ナマエ、お前とイノセンスのシンクロ率は89%だ」
「やはり母のイノセンスだからか、既に高いな」
いずれ臨界者になれるかもしれないと言う室長。
クロスは無表情で室長を見ていた。
ストっとナマエがクロスの隣に下ろされる。
ヘブ「ナマエ、お前は・・・“終焉の鍵”となる、そんな予言が出た・・・お前に神の加護があらんことを」
『うん・・・?』
あまり意味がわからず、一度は頷くが直ぐに首を傾げるナマエ。
「やはり“終焉の鍵”か。
千年伯爵との戦争を終わらせる鍵になるか、世界の終焉に繋がる鍵か・・・」
クロス「フン・・・ナマエ、行くぞ」
もうここにいたくないと言うようにナマエの手を引き、この場を去ろうとするクロスに室長は声をかけた。
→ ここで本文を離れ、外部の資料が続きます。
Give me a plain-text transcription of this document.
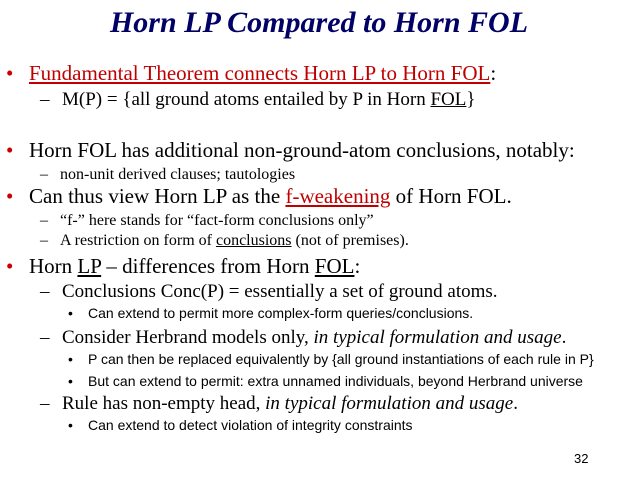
Horn LP Compared to Horn FOL
• Fundamental Theorem connects Horn LP to Horn FOL:
– M(P) = {all ground atoms entailed by P in Horn FOL}
• Horn FOL has additional non-ground-atom conclusions, notably:
– non-unit derived clauses; tautologies
• Can thus view Horn LP as the f-weakening of Horn FOL.
– “f-” here stands for “fact-form conclusions only”
– A restriction on form of conclusions (not of premises).
• Horn LP – differences from Horn FOL:
– Conclusions Conc(P) = essentially a set of ground atoms.
• Can extend to permit more complex-form queries/conclusions.
– Consider Herbrand models only, in typical formulation and usage.
• P can then be replaced equivalently by {all ground instantiations of each rule in P}
• But can extend to permit: extra unnamed individuals, beyond Herbrand universe
– Rule has non-empty head, in typical formulation and usage.
• Can extend to detect violation of integrity constraints
32
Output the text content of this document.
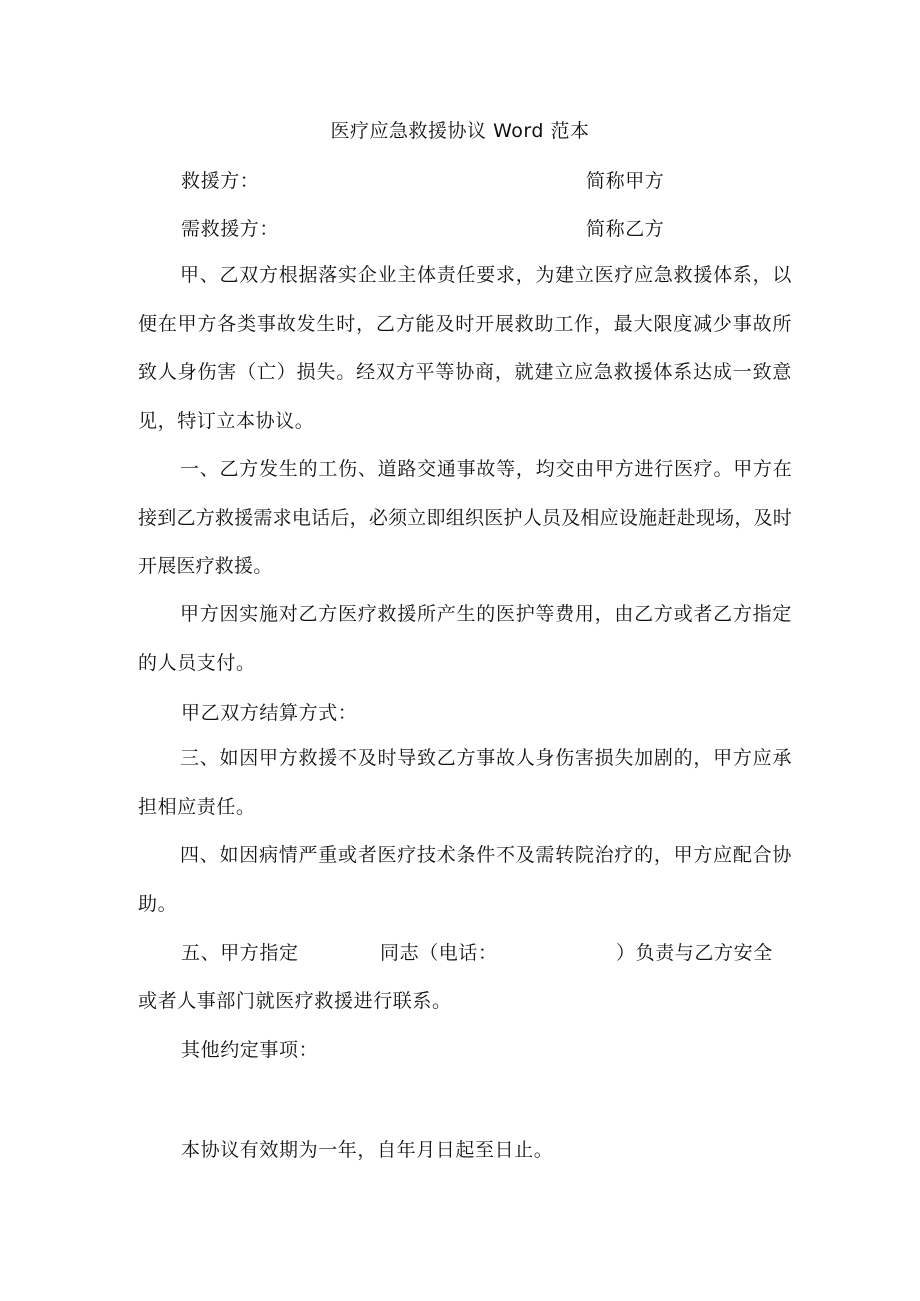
医疗应急救援协议 Word 范本
救援方：	简称甲方
需救援方：	简称乙方

甲、乙双方根据落实企业主体责任要求，为建立医疗应急救援体系，以便在甲方各类事故发生时，乙方能及时开展救助工作，最大限度减少事故所致人身伤害（亡）损失。经双方平等协商，就建立应急救援体系达成一致意见，特订立本协议。

一、乙方发生的工伤、道路交通事故等，均交由甲方进行医疗。甲方在接到乙方救援需求电话后，必须立即组织医护人员及相应设施赶赴现场，及时开展医疗救援。

甲方因实施对乙方医疗救援所产生的医护等费用，由乙方或者乙方指定的人员支付。

甲乙双方结算方式：

三、如因甲方救援不及时导致乙方事故人身伤害损失加剧的，甲方应承担相应责任。

四、如因病情严重或者医疗技术条件不及需转院治疗的，甲方应配合协助。

五、甲方指定	同志（电话：	）负责与乙方安全
或者人事部门就医疗救援进行联系。
其他约定事项：
本协议有效期为一年，自年月日起至日止。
「月に一度本部に連絡すること、半年に一度本部に帰ってきて状況を報告すること。
これが条件だ」
クロス「・・・・・ナマエの部屋はフィオラの場所でいいな?まだあるだろ?」
「条件を飲むということだな」
クロスは室長を一瞥するとそのままナマエとともに去った。
クロスは本部の中を簡単に説明しながらナマエが使う部屋へ向かう。
クロス「ここがお前の部屋だ。ここで少しだったがお前は母のフィオラと生活していた」
部屋の中に入ると、最低限の家具しかなかった。
もう5年も前のことだ、流石に使っていた形跡は無くなっている。
『ここが・・・』
記憶は全く無いが、どこか懐かしさを感じる。
ボーっと部屋を見ていると、クロスが声をかけてきたためそちらへ向かう。
もう出発するとのことだった。
ここからクロスとともに修行しながら任務の手伝いをする日々が始まった。